Increase Happiness and Reduce Stress By Replacing Social Media With This Type of Activity

Increase Happiness and Reduce Stress By Replacing Social Media With This Type of Activity

The study recommends replacing social media with physical activity.

Your mental health will be greatly enhanced if you spend 30 minutes less each day on social media and more time exercising. This was recently demonstrated in a study conducted by a team from Ruhr-Universität Bochum’s Mental Health Research and Treatment Center, led by assistant professor Dr. Julia Brailovskaia.

Following this advice for two weeks resulted in participants feeling happier, more satisfied, less stressed by the Covid-19 pandemic, and less depressed than participants in a control group. These results persisted even six months after the study’s conclusion. The scientists recently published their findings in the Journal of Public Health.

The drawbacks of social media

Social media platforms like Instagram, TikTok, Facebook, Twitter, and WhatsApp made sure that we still felt connected to other individuals throughout periods of lockdowns and contact limitations brought on by the Covid-19 pandemic. They diverted us from the pandemic-related stress that many individuals experienced, which led to feelings of anxiety, insecurity, and hopelessness.

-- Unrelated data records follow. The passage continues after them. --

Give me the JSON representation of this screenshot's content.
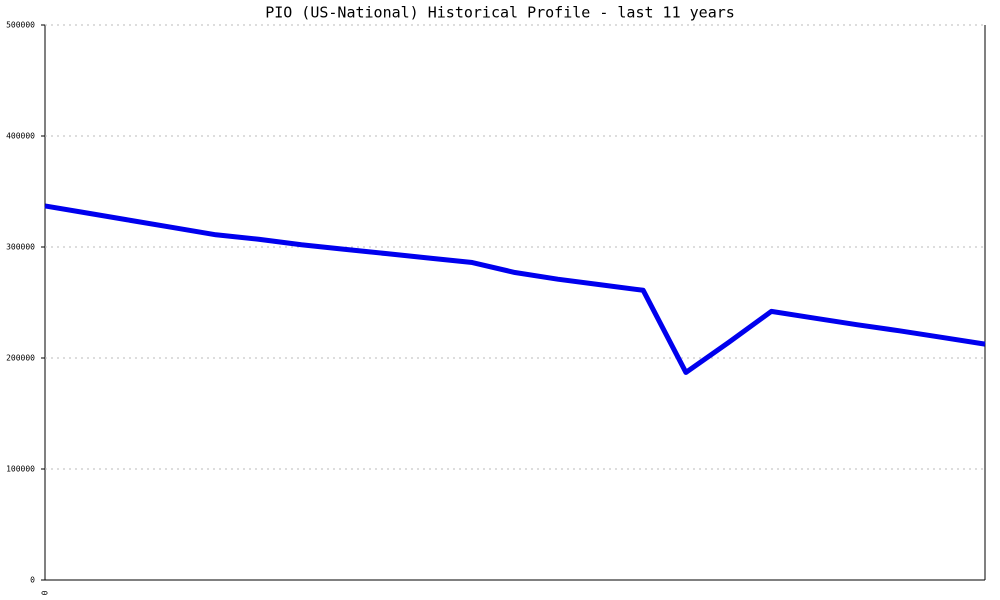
{
  "chart_data": {
    "type": "line",
    "title": "PIO (US-National) Historical Profile - last 11 years",
    "categories": [
      "0",
      null,
      null,
      null,
      null,
      null,
      null,
      null,
      null,
      null,
      null,
      null,
      null,
      null,
      null,
      null,
      null,
      null,
      null,
      null,
      null,
      null,
      null
    ],
    "series": [
      {
        "name": null,
        "color": "#0000ee",
        "values": [
          337000,
          330500,
          324000,
          317500,
          311000,
          307000,
          302000,
          298000,
          294000,
          290000,
          286000,
          277000,
          271000,
          266000,
          261000,
          187000,
          214000,
          242000,
          236000,
          230000,
          224500,
          218500,
          212500
        ]
      }
    ],
    "ylim": [
      0,
      500000
    ],
    "yticks": [
      0,
      100000,
      200000,
      300000,
      400000,
      500000
    ],
    "grid": true
  }
}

However, using social media has its downsides as well. Heavy usage might result in addictive behavior, which may manifest as, for instance, a strong emotional connection to social media. Conspiracy theories and fake news may also spread uncontrolled on social media and increase anxiety.

“Given that we don’t know for certain how long the coronavirus crisis will last, we wanted to know how to protect people’s mental health with services that are as free and low-threshold as possible,” explains Julia Brailovskaia. To find out whether the type and duration of social media use can contribute to this, she conducted an experimental study as part of her fellowship at the Center for Advanced Internet Studies (CAIS).

An experiment that lasted two weeks

Julia and her colleagues recruited 642 participants and randomly assigned them to one of four groups of about similar size. The first group cut down on their daily social media use by 30 minutes over the course of the two-week intervention period. The second group increased their daily physical activity by 30 minutes while continuing to use social media as normal since prior research had shown that physical exercise might improve mood and lessen depression symptoms. The third group increased physical activity while also decreasing social media usage. During the intervention period, the behavior of the control group remained unchanged.

Before, during, and up to six months after the two-week intervention phase, the participants responded to online surveys on the duration, intensity, and emotional significance of their social media use, physical activity, satisfaction with life, their subjective feeling of happiness, depressive symptoms, the psychological burden of the Covid-19 pandemic and their cigarette consumption.

Healthy and happy in the age of digitalization

The findings clearly showed that both reducing the amount of time spent on social media each day and increasing physical activity has a positive impact on people’s well-being. And particularly the combination of the two interventions increases one’s satisfaction with life and subjective feeling of happiness and reduces depressive symptoms.

The effects last for a long time: even six months after the two-week intervention phase had ended, participants in all three intervention groups spent less time on social media than before: namely about a half hour in the groups that had either reduced social media time or increased their daily exercise, and about three-quarters of an hour in the group that had combined both measures.

Six months after the intervention, the combination group engaged one hour and 39 minutes more each week in physical activity than before the experiment. The positive influence on mental health continued throughout the entire follow-up period.

“This shows us how vital it is to reduce our availability online from time to time and to go back to our human roots,” concludes Julia Brailovskaia. “These measures can be easily implemented into one’s everyday life and they’re completely free – and, at the same time, they help us to stay happy and healthy in the digital age.”